Oh, Gwyneth. You went too far this time, and now, you are the subject of the war you spoke about so openly a few days ago. It begs the question; how are you and your publicist going to bring this to a peaceful conclusion? The war of words that has been ignited by a poor choice of words is not likely to end anytime soon.
Communication has become a precarious business these days, thanks to the immediacy of it, and too often, buttons are pressed before full thought has been given to what has actually been said. Such is what happened in this case. Ms. Paltrow, you overstated your case. Yes, it is difficult to read nasty things about yourself daily, and with social media and technology being as immediate as they are, you can be inundated with it. The idea that people may hate you – or at the very least, dislike you – on a daily basis can be disheartening.
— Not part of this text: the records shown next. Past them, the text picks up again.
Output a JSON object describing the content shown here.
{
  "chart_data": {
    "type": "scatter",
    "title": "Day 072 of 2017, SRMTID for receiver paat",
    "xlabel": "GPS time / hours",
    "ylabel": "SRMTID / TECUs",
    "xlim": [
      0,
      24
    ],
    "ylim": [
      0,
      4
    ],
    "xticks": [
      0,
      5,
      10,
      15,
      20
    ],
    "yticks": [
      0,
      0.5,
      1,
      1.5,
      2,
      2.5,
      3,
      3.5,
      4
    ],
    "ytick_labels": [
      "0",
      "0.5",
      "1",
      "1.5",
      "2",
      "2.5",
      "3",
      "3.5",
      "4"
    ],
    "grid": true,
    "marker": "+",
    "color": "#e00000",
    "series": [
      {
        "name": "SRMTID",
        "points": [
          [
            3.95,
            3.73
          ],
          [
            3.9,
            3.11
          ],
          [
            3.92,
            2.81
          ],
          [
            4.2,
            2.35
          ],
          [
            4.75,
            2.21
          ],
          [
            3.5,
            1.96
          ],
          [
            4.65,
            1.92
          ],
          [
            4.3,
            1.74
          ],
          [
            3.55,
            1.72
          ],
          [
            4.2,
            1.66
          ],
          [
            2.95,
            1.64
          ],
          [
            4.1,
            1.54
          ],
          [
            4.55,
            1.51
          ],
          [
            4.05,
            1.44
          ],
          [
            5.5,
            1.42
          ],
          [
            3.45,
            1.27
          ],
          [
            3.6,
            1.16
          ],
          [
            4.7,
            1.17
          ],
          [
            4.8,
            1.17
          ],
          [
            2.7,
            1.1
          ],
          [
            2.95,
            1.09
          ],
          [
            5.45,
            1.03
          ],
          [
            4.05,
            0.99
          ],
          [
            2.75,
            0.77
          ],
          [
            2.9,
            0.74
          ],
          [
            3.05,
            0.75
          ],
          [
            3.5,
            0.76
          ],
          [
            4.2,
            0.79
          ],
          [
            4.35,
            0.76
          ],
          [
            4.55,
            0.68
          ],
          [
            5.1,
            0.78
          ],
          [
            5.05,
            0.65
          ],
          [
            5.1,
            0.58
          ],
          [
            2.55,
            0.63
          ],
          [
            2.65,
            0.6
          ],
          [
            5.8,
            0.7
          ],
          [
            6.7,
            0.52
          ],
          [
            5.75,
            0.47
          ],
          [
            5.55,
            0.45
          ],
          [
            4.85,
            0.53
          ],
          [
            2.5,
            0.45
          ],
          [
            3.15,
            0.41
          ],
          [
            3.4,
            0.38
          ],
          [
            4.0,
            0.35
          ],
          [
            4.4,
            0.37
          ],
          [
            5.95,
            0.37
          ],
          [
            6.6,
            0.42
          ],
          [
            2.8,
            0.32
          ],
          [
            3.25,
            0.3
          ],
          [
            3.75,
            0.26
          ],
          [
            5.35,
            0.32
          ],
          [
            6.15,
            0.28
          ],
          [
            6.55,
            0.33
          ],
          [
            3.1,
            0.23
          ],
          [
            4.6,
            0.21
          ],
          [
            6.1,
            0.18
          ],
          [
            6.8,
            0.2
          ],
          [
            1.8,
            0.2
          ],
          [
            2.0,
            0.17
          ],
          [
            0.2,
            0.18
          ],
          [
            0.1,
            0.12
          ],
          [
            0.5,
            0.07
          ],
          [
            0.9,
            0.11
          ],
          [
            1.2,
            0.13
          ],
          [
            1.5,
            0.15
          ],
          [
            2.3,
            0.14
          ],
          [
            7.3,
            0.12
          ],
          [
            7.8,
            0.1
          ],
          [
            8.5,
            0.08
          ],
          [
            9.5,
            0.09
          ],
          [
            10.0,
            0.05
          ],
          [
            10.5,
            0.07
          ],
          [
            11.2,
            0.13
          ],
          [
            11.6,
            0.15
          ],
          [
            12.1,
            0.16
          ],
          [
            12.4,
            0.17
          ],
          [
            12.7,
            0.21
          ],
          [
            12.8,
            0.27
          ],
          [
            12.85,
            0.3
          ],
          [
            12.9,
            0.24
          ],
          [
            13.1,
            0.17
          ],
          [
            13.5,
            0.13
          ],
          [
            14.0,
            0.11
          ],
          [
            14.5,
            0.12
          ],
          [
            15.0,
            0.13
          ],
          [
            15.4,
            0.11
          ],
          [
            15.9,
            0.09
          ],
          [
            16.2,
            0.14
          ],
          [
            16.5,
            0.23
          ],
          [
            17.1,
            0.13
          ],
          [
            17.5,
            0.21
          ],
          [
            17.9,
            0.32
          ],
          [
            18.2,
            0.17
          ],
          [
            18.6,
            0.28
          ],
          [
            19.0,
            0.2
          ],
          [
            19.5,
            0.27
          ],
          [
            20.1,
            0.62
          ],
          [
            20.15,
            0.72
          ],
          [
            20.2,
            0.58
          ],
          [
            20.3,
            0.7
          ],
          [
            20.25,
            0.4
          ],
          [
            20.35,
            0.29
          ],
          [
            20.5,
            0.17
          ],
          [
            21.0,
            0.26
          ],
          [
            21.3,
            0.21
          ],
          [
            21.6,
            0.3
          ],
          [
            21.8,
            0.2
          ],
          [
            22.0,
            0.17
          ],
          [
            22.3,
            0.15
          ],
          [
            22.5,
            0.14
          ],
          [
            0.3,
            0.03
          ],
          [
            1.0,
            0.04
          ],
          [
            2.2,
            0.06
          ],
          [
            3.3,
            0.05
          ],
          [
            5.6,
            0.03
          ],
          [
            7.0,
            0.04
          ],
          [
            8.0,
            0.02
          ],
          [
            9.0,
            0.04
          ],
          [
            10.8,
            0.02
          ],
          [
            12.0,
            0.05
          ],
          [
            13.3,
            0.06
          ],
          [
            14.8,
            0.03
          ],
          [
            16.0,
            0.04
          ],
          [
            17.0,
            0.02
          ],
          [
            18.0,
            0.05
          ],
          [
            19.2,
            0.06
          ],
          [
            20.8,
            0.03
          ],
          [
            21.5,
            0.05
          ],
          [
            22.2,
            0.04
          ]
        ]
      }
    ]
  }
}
However, let’s put it all in perspective. It is your publicist’s job to handle all this flak. You should not have to worry about reading the negative press – that’s why you pay the publicist, I am assuming. I am also assuming that, more often than not, your speaking engagements are generally pre-arranged and you are often going into situations like the one at the tech conference with something prepared, not an impromptu situation where you will have to speak without While the speech you gave at the tech conference was heartfelt, it was impromptu, and that is where all the trouble started. Ms. Paltrow, you are an adult and you are doubtless able to speak very eloquently for yourself. However, you also need to think a bit about your choice of words.
You are someone whose every word is followed, for better or for worse, and you had to be aware, on some level, that comparing life on social media to war would have sparked a great deal of controversy. Many would envy your position in the social strata of this world, especially when you consider that there are so few who could even possibly achieve the level of income that you have. Society also understands that celebrity does come at a price, particularly in this world of money hungry journalists and paparazzi who have been known to go too far in their pursuit of the ultimate picture. Comparing your life in social media to war is logical, particularly to those youth who have been relentlessly attacked on social media. These teens and children – the most public faces of the war on cyber-bullying – are no doubt very familiar with how war-like their worlds are. These are the people who endlessly dodge the verbal assaults that occur online daily, and while you are no doubt also a victim of cyber-bullying, you also have an option that other victims of cyber-bullying do not. You can tell your publicist to handle it, and you can also stay off social media.
Comparing your life on social media to actual war is not the most responsible choice of words that has ever been executed. In fact, it demonstrated a lot of carelessness on your part. There are soldiers throughout the world who have participated in any number of conflicts, and they have been completely traumatized by their experiences. While it’s clear that links can be made between the assaults people exchange on social media and the assaults that occur in war, it’s important to remember, Ms. Paltrow, that none of us have exclusive rights to the term war. There are several thousand people across the globe suffering with Post Traumatic Stress Disorder that would be vehement in their response that your life in the spotlight is nothing like war.
Please, Ms. Paltrow, do society a favor and weigh your words more cautiously prior to giving future impromptu speeches. There will hopefully be fewer wars of words that are ignited as a result of your poor choice of words. Giving your words careful consideration, rather than lamenting about how challenging your life may be, is more important. It is important to remember that difficulties are in the eyes of the beholder, and no one is denying that there are challenges in your life. However, you need to consider that your words can also hurt.